Cerrado Noturno: Os Animais que Ganham Vida Quando o Sol se Põe

Quando a noite cai sobre o Cerrado, o bioma muda completamente de atmosfera. O que parecia silencioso durante o dia ganha sons, movimentos e luzes sutis que revelam um mundo vibrante e cheio de mistérios.

O Cerrado noturno é um espetáculo natural que poucos conhecem — mas que guarda alguns dos animais mais fascinantes do Brasil.

Da capital Brasília ao interior do Centro-Oeste, inúmeras espécies saem em busca de alimento, proteção ou parceiros, mostrando um lado selvagem e silencioso que só quem observa com calma consegue perceber.

A seguir, conheça alguns dos habitantes dessa “cidade invisível” que só desperta quando o sol se esconde.

🐺 Lobo-guará: o guardião elegante da noite

Símbolo do Cerrado, o lobo-guará é um dos animais mais ativos no período noturno.
Com suas pernas longas e pelagem alaranjada, ele percorre grandes distâncias em busca de frutas, insetos e pequenos vertebrados.
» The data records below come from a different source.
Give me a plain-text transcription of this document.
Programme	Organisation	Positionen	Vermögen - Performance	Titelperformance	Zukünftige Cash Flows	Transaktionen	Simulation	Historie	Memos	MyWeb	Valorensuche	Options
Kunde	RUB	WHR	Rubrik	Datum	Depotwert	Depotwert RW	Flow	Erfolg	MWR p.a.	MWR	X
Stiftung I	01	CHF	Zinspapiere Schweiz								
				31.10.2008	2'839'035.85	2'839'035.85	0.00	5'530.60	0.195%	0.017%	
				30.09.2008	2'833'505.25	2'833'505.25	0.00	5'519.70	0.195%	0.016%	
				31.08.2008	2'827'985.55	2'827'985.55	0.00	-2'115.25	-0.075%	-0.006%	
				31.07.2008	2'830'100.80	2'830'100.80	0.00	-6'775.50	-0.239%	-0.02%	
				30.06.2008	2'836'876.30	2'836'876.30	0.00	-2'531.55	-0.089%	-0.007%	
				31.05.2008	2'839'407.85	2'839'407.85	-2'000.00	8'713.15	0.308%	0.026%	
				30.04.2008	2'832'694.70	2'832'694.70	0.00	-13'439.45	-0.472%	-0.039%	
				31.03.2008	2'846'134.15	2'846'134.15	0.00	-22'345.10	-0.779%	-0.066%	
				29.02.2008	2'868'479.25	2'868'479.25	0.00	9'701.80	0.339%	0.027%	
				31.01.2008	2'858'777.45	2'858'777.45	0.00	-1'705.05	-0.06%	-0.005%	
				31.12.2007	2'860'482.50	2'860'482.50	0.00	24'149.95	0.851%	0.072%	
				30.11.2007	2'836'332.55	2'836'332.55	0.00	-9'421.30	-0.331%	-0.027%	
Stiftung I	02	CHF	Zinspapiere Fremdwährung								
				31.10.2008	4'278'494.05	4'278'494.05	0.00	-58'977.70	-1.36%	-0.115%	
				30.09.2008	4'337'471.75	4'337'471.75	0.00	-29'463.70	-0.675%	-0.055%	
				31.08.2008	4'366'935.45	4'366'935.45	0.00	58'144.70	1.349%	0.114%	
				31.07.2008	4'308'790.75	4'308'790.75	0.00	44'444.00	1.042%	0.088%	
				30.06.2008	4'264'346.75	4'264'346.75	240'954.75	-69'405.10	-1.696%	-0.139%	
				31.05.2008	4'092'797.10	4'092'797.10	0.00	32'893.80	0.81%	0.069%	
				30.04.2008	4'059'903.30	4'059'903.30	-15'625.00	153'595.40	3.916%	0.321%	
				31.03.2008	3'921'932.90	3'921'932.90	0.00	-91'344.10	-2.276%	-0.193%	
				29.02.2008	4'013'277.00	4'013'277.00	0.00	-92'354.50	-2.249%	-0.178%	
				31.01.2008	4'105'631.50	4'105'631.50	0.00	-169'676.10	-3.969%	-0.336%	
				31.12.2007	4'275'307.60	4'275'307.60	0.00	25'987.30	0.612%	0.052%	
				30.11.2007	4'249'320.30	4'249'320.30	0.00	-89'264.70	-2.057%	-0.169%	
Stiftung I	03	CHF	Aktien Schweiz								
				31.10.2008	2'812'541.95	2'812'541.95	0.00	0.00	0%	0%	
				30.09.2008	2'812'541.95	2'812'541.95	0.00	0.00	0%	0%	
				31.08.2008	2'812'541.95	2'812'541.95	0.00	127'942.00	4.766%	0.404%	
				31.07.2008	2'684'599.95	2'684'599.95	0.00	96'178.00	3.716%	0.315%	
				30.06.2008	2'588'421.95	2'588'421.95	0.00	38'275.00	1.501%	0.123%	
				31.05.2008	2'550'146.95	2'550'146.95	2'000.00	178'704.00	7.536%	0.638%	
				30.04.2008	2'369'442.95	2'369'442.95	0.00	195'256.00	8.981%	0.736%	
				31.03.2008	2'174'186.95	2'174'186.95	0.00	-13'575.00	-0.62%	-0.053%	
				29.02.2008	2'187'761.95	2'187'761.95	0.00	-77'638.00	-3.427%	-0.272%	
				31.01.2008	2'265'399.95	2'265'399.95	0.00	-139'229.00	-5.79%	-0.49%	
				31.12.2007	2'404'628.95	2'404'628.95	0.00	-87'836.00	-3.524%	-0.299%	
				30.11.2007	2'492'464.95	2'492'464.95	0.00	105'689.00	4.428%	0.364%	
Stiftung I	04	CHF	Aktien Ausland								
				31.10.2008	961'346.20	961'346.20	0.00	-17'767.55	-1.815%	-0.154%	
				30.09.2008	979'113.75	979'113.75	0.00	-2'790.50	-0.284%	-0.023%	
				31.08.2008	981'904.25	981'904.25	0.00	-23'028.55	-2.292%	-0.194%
Apesar da aparência imponente, é um animal tímido e solitário — por isso, avistá-lo é considerado um privilégio.
No DF, ele pode ser encontrado em áreas do Parque Nacional de Brasília, APA de Cafuringa e regiões rurais próximas.

🦉 Corujas do Cerrado: sentinelas silenciosas

Várias espécies de corujas habitam o Centro-Oeste, mas duas são as mais comuns:

  • Coruja-buraqueira: vive em tocas no chão e costuma ser vista ao entardecer.
  • Coruja-orelhuda: ativa à noite, tem olhos grandes e um canto grave inconfundível.

Elas são fundamentais para o equilíbrio do ecossistema, controlando populações de insetos e pequenos roedores.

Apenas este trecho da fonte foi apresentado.